С нарастающим ужасом он смотрит, как учитель раздает экземпляры книг, громоздящихся на его столе, — потрепанные антологии «Классики короткого рассказа». Гоголю достается какой-то особенно обтрепанный экземпляр, углы срезаны, обложка покрыта белыми пятнами, будто плесенью. Гоголь Гангули заглядывает в оглавление — его тезка Николай Гоголь приткнулся между Фолкнером и Хемингуэем. Гоголь видит свое имя, напечатанное заглавными буквами, и это причиняет ему почти физическую боль, желудок сжимается в комок, к горлу подкатывает тошнота.
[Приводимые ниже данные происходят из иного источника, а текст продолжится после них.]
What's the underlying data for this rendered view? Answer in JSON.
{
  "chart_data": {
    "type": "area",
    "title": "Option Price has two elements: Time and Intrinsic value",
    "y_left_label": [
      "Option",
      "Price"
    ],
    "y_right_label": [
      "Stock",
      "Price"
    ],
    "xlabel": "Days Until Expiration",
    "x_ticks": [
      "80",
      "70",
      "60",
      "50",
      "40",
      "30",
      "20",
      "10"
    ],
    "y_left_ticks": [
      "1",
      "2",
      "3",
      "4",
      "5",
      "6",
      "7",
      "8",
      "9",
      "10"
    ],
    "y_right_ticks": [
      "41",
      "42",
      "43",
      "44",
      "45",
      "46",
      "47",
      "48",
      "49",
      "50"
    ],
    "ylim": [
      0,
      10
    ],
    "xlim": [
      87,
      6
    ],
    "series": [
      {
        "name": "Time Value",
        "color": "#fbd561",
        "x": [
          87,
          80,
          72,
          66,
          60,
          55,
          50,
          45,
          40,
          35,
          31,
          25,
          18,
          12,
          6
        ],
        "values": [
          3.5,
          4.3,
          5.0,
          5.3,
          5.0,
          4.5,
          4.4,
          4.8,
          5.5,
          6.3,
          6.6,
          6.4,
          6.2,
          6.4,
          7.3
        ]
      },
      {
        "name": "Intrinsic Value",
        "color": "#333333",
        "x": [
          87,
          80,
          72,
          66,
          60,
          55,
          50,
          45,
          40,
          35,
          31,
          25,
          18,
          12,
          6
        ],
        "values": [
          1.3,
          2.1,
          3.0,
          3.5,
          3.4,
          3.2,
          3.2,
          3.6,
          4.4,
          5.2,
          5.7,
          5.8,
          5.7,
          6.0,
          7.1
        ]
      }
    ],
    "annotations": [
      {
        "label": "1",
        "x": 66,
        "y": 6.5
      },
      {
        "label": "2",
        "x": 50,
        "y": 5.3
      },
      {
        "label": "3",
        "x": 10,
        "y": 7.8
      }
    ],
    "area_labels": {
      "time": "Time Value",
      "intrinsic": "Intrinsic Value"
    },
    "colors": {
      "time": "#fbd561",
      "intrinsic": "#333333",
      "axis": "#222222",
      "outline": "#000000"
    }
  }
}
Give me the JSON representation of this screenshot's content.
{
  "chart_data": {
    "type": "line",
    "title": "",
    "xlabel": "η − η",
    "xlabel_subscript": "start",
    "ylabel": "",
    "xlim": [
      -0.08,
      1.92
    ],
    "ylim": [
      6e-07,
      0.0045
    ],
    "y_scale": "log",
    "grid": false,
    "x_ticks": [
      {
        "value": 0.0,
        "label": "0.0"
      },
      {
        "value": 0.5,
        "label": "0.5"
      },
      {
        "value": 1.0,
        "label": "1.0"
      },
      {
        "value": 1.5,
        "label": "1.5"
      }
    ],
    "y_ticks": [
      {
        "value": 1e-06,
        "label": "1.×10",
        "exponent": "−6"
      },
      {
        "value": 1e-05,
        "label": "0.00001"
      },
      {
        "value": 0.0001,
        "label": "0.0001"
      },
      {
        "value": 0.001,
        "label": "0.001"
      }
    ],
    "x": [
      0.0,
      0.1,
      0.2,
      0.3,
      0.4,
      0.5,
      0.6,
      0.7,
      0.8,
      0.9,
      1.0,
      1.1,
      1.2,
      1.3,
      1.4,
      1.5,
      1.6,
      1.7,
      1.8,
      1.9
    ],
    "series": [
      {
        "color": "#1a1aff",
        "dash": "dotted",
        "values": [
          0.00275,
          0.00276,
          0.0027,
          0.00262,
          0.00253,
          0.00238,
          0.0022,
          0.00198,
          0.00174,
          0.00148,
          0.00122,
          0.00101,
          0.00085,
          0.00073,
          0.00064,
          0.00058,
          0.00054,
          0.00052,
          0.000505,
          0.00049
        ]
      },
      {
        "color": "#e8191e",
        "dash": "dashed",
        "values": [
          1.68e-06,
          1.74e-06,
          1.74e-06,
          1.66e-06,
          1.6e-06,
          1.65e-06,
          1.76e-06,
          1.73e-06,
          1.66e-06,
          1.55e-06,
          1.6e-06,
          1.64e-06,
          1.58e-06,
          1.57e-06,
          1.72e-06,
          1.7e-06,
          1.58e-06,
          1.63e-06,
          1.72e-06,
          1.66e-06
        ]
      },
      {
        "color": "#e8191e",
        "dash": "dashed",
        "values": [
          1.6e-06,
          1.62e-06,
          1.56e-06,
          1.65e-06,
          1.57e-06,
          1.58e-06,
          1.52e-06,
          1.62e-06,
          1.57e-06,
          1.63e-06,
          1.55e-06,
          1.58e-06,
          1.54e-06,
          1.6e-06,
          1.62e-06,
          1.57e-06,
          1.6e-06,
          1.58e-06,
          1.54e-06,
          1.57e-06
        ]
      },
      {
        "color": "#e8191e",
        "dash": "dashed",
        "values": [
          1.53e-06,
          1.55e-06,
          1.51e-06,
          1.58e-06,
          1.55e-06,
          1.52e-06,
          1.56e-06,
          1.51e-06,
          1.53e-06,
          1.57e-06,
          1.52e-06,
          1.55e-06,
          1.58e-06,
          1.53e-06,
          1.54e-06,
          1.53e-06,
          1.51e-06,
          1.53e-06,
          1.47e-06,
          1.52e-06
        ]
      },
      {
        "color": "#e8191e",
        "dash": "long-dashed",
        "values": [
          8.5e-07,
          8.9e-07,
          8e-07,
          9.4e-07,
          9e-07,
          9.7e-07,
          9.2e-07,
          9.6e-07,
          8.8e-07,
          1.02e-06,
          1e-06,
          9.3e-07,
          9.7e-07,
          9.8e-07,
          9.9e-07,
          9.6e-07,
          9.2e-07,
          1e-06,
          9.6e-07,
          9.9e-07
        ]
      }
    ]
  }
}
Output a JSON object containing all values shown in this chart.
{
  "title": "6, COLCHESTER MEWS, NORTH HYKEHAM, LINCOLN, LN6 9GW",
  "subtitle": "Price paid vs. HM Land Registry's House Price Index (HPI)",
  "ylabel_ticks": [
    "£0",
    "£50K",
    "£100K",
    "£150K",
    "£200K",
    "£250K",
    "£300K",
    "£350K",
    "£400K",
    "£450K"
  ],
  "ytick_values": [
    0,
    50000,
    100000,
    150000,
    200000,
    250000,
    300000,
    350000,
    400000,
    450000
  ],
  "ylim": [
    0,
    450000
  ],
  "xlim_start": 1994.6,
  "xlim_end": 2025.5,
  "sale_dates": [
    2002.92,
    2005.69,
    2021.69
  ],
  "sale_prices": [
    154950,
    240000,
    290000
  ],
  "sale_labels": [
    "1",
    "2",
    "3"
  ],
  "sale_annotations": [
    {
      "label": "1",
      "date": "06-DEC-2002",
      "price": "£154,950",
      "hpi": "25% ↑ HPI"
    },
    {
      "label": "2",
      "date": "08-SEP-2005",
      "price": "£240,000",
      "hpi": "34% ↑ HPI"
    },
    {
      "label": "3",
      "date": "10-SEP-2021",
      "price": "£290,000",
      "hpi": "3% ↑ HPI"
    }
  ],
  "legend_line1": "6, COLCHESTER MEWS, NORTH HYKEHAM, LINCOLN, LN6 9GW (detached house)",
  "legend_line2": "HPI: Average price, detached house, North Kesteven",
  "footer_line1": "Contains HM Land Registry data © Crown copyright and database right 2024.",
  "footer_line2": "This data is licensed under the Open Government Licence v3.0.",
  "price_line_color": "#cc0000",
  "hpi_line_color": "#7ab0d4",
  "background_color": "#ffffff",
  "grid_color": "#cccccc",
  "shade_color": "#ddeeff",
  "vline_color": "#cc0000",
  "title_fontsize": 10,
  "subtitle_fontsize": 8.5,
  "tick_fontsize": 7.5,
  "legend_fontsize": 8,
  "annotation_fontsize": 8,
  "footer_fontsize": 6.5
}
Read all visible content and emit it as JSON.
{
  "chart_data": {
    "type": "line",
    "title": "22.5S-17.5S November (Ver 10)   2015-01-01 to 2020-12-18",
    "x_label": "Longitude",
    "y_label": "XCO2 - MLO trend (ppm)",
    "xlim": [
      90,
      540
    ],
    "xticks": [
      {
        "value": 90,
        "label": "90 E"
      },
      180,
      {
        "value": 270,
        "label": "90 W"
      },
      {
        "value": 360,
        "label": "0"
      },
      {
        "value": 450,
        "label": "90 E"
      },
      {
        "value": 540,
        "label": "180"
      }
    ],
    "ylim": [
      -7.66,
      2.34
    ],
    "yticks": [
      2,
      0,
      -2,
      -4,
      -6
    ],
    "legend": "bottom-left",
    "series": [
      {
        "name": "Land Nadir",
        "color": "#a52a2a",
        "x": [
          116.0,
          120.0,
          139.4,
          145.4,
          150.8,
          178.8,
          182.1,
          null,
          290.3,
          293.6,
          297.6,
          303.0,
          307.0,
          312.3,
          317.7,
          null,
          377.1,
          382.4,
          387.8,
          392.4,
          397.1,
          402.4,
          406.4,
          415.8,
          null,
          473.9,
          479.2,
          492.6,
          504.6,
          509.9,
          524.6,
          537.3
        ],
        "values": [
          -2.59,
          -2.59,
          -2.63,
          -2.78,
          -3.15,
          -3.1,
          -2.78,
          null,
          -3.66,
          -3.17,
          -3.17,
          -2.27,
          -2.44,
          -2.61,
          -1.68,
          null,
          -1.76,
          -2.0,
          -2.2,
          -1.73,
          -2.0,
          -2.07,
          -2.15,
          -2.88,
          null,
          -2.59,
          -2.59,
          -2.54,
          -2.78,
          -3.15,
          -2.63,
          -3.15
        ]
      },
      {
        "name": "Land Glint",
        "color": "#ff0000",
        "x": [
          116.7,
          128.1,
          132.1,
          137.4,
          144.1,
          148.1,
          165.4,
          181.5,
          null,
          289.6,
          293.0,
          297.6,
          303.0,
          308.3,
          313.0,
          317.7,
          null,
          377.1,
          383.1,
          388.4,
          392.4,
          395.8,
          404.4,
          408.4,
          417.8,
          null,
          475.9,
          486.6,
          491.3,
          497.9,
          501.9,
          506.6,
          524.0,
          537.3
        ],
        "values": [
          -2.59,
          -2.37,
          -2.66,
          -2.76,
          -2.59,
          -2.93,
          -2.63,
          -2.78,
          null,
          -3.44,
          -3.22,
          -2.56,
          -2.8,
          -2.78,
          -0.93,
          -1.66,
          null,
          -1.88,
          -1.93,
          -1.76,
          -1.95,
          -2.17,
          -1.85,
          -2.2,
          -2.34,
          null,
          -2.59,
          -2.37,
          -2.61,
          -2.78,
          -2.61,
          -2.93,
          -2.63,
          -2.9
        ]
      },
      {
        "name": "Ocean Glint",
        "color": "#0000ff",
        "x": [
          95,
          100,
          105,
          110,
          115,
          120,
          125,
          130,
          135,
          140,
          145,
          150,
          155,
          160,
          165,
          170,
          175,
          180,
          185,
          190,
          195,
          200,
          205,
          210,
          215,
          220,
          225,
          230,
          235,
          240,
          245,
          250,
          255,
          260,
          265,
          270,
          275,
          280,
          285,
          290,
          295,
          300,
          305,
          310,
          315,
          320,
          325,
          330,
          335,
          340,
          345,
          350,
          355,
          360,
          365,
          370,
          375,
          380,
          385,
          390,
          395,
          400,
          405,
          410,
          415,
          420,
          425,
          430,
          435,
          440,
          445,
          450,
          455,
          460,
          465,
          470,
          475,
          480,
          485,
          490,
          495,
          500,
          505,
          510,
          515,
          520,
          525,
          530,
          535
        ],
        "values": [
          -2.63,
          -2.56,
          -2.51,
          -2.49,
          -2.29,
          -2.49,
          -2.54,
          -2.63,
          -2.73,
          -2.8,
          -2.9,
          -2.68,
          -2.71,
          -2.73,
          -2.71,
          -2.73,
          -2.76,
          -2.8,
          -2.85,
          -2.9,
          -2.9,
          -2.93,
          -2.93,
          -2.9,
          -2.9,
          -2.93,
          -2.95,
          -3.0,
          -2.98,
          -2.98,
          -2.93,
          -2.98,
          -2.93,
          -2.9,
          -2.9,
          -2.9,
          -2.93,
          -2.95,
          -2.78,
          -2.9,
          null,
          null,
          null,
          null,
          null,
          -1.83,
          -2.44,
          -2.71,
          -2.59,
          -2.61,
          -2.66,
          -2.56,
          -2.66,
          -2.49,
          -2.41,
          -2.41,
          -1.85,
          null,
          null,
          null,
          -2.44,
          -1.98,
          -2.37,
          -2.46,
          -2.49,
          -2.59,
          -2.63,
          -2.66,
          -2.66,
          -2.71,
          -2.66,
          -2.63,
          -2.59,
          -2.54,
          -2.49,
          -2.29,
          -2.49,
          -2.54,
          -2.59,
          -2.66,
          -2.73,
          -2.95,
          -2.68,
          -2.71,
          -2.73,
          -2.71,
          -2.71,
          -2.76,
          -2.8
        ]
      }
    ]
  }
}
Как будто кто-то пустил по рядам снимок, на котором он выглядит неприлично, и ему хочется крикнуть: «Нет, это же не я!» Может быть, не стоит ждать позора? Поднять руку и попроситься в туалет? Но Гоголь не хочет привлекать к себе внимания. Он опускает голову и начинает листать книгу. Многие страницы исчирканы карандашными пометками, звездочками, вопросительными знаками, оставленными предыдущими поколениями учеников. Только страницы повести Гоголя девственно чисты — ясное дело, их никто не читал. В сборнике помещено по одному рассказу каждого автора, рассказ Гоголя называется «Шинель». Однако до конца занятия мистер Лоусон не упоминает имени Гоголя. Вместо этого, к великому облегчению Гоголя Гангули, они по очереди читают вслух «Ожерелье» Ги де Мопассана. У Гоголя зарождается робкая надежда, что учитель решил обойтись без его тезки. Может быть, он вообще забыл о нем. Однако когда звенит звонок и ученики разом вскакивают со своих мест, мистер Лоусон поднимает руку, призывая их к вниманию.